Hi. After a many attempts of trial and error, I was able to create a model that would train on a dataset with varying resolution images.

All works well, but when I save this model, and later load it, it can’t predict multiple images with different resolution.

A workaround is to load the model before each image, but that’s not ideal at all.

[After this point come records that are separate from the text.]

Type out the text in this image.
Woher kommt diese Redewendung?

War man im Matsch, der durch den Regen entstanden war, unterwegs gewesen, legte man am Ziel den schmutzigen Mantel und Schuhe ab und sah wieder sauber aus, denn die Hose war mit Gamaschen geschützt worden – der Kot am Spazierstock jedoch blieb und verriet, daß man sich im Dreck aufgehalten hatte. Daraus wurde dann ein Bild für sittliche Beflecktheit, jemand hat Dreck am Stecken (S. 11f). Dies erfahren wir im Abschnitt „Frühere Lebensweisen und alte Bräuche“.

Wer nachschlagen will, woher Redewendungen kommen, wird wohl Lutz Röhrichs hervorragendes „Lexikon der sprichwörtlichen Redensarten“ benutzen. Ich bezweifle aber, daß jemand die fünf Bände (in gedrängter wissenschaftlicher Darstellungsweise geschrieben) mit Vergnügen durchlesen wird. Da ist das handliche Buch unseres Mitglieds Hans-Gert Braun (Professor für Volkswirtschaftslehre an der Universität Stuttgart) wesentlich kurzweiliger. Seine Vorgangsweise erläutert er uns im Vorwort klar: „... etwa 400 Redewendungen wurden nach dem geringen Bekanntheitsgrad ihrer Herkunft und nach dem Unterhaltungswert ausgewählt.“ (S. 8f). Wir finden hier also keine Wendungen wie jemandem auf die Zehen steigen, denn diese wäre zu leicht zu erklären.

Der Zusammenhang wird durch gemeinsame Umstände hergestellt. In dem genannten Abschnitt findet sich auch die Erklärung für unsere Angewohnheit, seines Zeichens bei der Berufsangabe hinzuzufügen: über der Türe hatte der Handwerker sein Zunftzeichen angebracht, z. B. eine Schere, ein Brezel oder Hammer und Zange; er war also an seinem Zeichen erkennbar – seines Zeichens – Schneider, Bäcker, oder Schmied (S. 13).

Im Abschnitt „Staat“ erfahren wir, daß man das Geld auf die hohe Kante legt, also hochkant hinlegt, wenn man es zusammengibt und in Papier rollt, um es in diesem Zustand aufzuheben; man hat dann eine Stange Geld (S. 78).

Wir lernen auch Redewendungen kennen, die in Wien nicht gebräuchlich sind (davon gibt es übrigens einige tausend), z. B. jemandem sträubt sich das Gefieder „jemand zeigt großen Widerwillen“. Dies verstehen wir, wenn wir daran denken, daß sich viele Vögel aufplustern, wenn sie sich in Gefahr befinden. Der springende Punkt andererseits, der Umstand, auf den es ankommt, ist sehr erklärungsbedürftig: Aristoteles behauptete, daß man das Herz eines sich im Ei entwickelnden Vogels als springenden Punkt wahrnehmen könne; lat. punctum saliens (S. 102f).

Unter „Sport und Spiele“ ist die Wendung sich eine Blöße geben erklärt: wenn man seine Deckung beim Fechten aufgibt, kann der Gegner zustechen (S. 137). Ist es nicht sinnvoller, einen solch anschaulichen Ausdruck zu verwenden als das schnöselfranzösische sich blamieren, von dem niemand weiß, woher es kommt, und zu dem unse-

Is there a way to fix this? Or is it a bug?

The error:

tensorflow.python.framework.errors_impl.InvalidArgumentError: ConcatOp : Dimension 1 in both shapes must be equal: shape[0] = [1,10,10,3] vs. shape[1] = [1,12,9,3] [Op:ConcatV2] name: concat

Full traceback:

Traceback (most recent call last):
  File "c:\Users\samue\Desktop\test\predicting.py", line 22, in <module>
    predicts = conv_model.predict(dataset)
  File "C:\Users\samue\AppData\Roaming\Python\Python310\site-packages\keras\utils\traceback_utils.py", line 67, in error_handler
    raise e.with_traceback(filtered_tb) from None
  File "C:\Users\samue\AppData\Roaming\Python\Python310\site-packages\tensorflow\python\framework\ops.py", line 7186, in raise_from_not_ok_status
    raise core._status_to_exception(e) from None  # pylint: disable=protected-access
tensorflow.python.framework.errors_impl.InvalidArgumentError: ConcatOp : Dimension 1 in both shapes must be equal: shape[0] = [1,10,10,3] vs. shape[1] = [1,12,9,3] [Op:ConcatV2] name: concat

How to reproduce:

I’ve create a minimal reproducible example, with only two images with resolution of [10, 10] and [9, 12], both saved as .png with rgb colorspace.

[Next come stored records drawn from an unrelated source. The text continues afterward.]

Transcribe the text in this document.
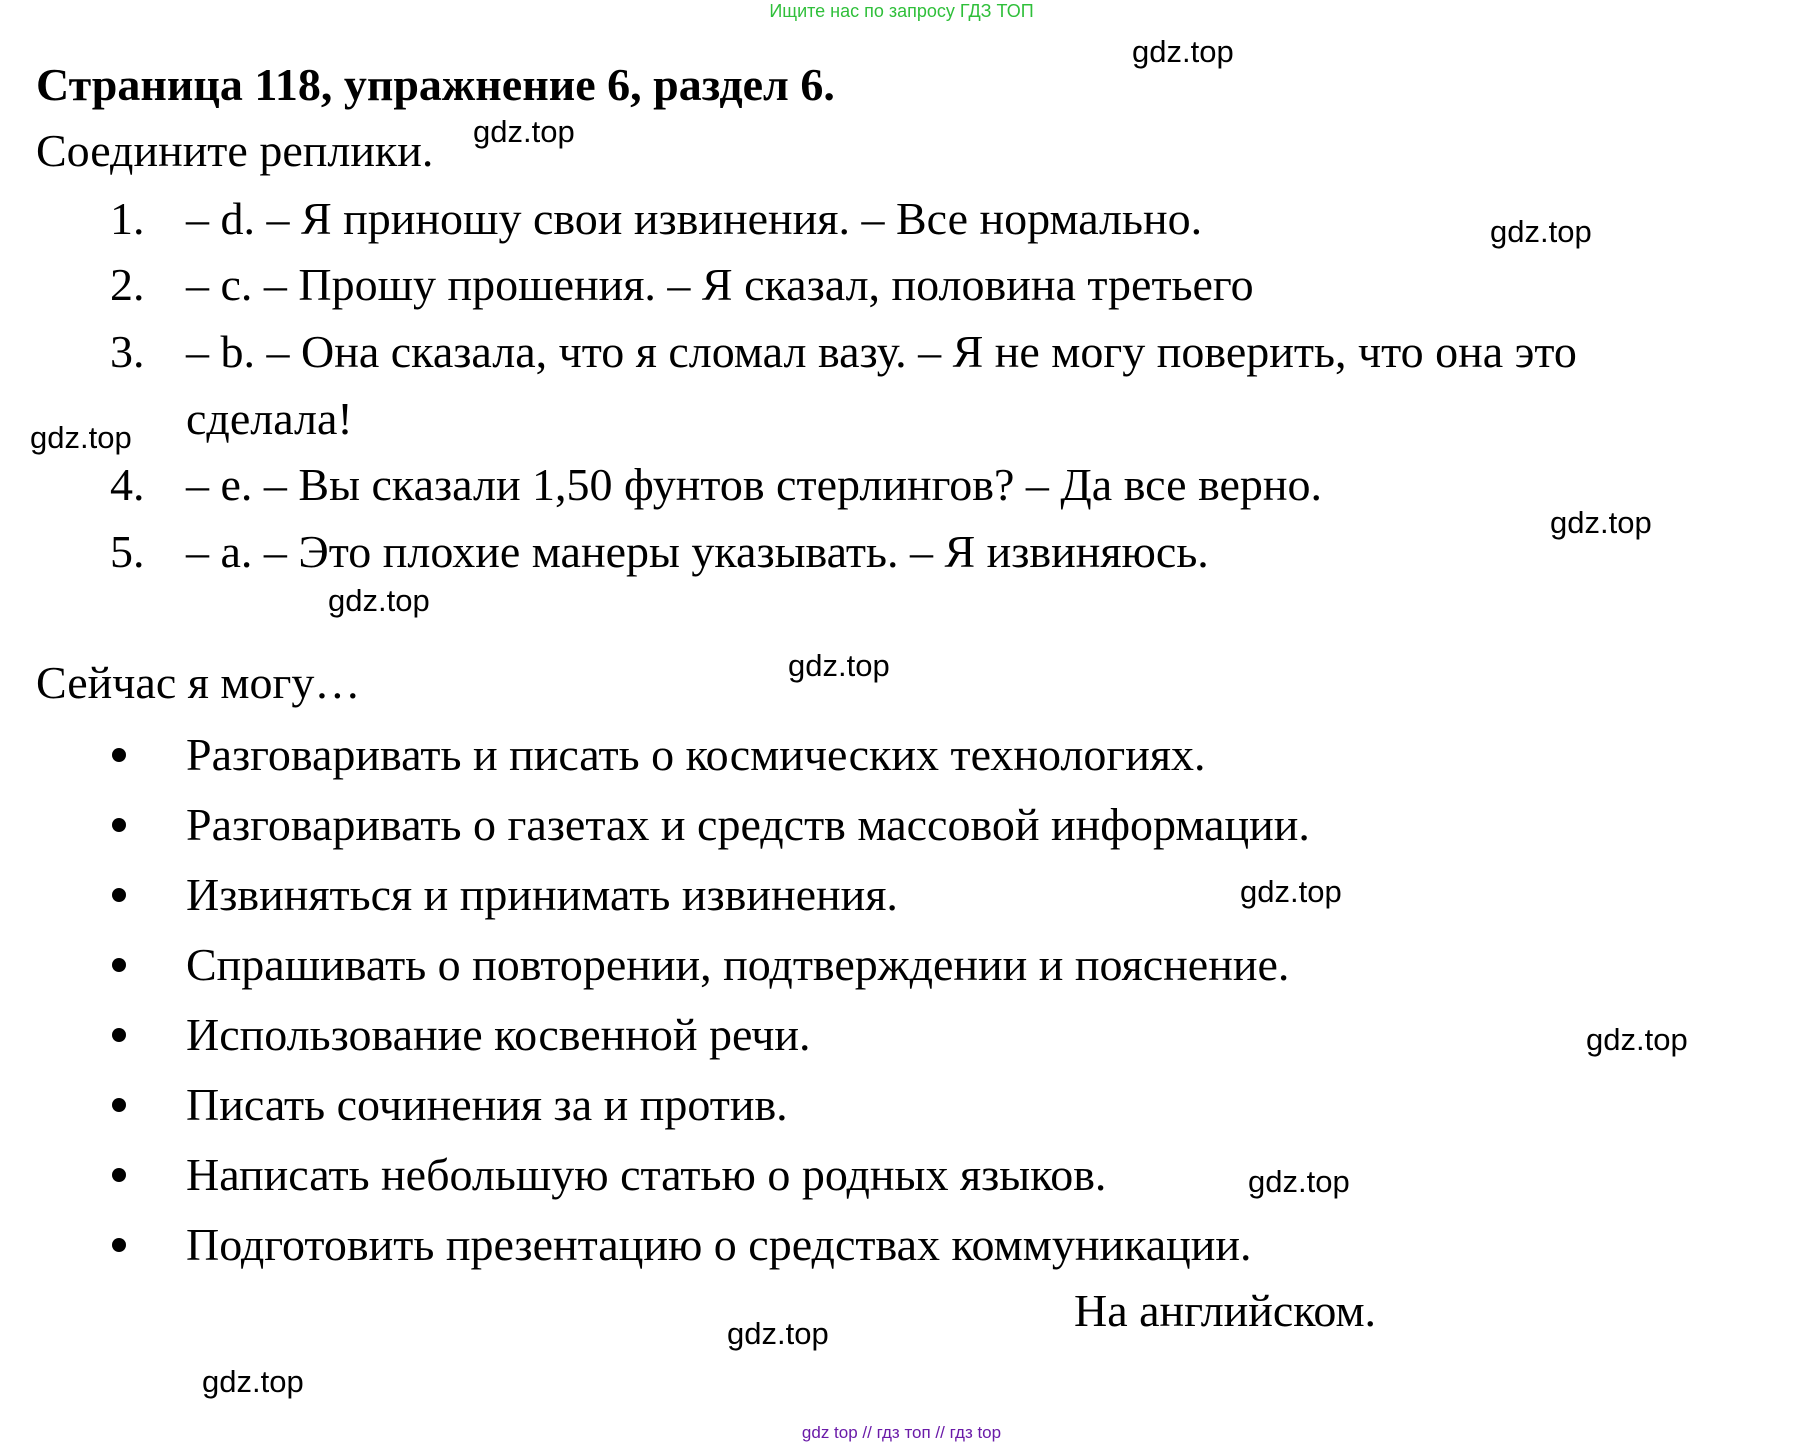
Ищите нас по запросу ГДЗ ТОП
Страница 118, упражнение 6, раздел 6.
Соедините реплики.
1. – d. – Я приношу свои извинения. – Все нормально.
2. – c. – Прошу прошения. – Я сказал, половина третьего
3. – b. – Она сказала, что я сломал вазу. – Я не могу поверить, что она это
сделала!
4. – e. – Вы сказали 1,50 фунтов стерлингов? – Да все верно.
5. – a. – Это плохие манеры указывать. – Я извиняюсь.
Сейчас я могу…
Разговаривать и писать о космических технологиях.
Разговаривать о газетах и средств массовой информации.
Извиняться и принимать извинения.
Спрашивать о повторении, подтверждении и пояснение.
Использование косвенной речи.
Писать сочинения за и против.
Написать небольшую статью о родных языков.
Подготовить презентацию о средствах коммуникации.
На английском.
gdz.top
gdz.top
gdz.top
gdz.top
gdz.top
gdz.top
gdz.top
gdz.top
gdz.top
gdz.top
gdz.top
gdz.top
gdz top // гдз топ // гдз top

Running training.py creates a model.h5 model, trained after 1 epoch with just a single Conv2D layer.

folder structure:

/main_folder
--training.py
--predicting.py
--/data
   --001.png
   --002.png

training.py

import cv2, os
import keras
import tensorflow as tf
from keras import layers


strategy = tf.distribute.MirroredStrategy()

with strategy.scope():
    input_layer = keras.Input(shape=(None, None, 3))
    out = layers.Conv2D(3, (3, 3), activation='sigmoid', padding='same')(input_layer)

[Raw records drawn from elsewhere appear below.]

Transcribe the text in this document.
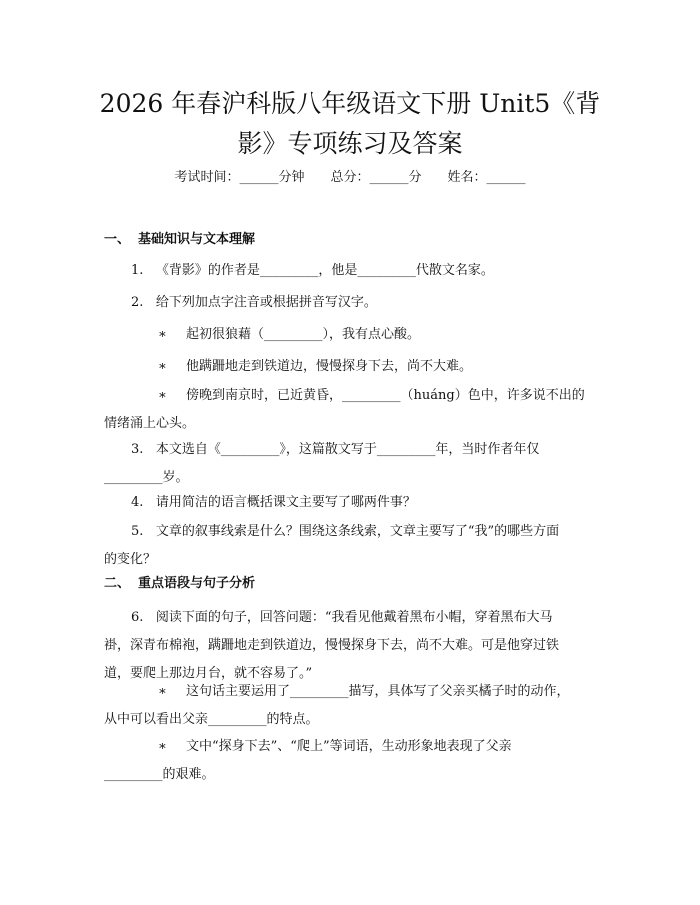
2026 年春沪科版八年级语文下册 Unit5《背
影》专项练习及答案
考试时间：______分钟 总分：______分 姓名：______
一、 基础知识与文本理解

1. 《背影》的作者是_________，他是_________代散文名家。

2. 给下列加点字注音或根据拼音写汉字。

∗ 起初很狼藉（_________），我有点心酸。

∗ 他蹒跚地走到铁道边，慢慢探身下去，尚不大难。

∗ 傍晚到南京时，已近黄昏，_________（huáng）色中，许多说不出的
情绪涌上心头。

3. 本文选自《_________》，这篇散文写于_________年，当时作者年仅
_________岁。

4. 请用简洁的语言概括课文主要写了哪两件事？

5. 文章的叙事线索是什么？围绕这条线索，文章主要写了“我”的哪些方面
的变化？

二、 重点语段与句子分析

6. 阅读下面的句子，回答问题：“我看见他戴着黑布小帽，穿着黑布大马
褂，深青布棉袍，蹒跚地走到铁道边，慢慢探身下去，尚不大难。可是他穿过铁
道，要爬上那边月台，就不容易了。”

∗ 这句话主要运用了_________描写，具体写了父亲买橘子时的动作，
从中可以看出父亲_________的特点。

∗ 文中“探身下去”、“爬上”等词语，生动形象地表现了父亲
_________的艰难。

    conv_model = keras.Model(input_layer, out)
    conv_model.compile(
        optimizer='adam', 
        loss=tf.keras.losses.MeanSquaredError()
    )

conv_model.summary()

path = "data"
data = [cv2.imread(os.path.join(path, f)) / 255 for f in os.listdir(os.path.join(path))]


def data_generator():
    for i in range(len(data)):
        yield data[i], data[i]


dataset = tf.data.Dataset.from_generator(
    data_generator, 
    output_types=(tf.float32, tf.float32), 
    output_shapes=((None, None, 3), (None, None, 3))
).batch(1)

conv_model.fit(
    dataset,
    epochs=1,
    validation_data=dataset
)

conv_model.save('model.h5')

predicting.py

import cv2, os
import keras
import tensorflow as tf


path = "data"
data = [cv2.imread(os.path.join(path, f)) / 255 for f in os.listdir(os.path.join(path))]


def data_generator():
    for i in range(len(data)):
        yield data[i], data[i]


dataset = tf.data.Dataset.from_generator(
    data_generator, 
    output_types=(tf.float32, tf.float32), 
    output_shapes=((None, None, 3), (None, None, 3))
).batch(1)

conv_model = keras.models.load_model('model.h5')
predicts = conv_model.predict(dataset)

for i in predicts:
    print(i)

Resolved at Stackoverflow.

Copy of the answer:

The method model.predict will try to pack its output in one tensor/numpy array. However, the outputs need to have a the same dimensions accross all samples.

In the case of varying dimensions, you could directly iterate on the dataset and call the model on a unique sample:

predicts = [conv_model(x) for x in dataset]

Notice that for a small number of inputs (i.e batch_size=1), it is recommended to use __call__ directly rather than the predict method.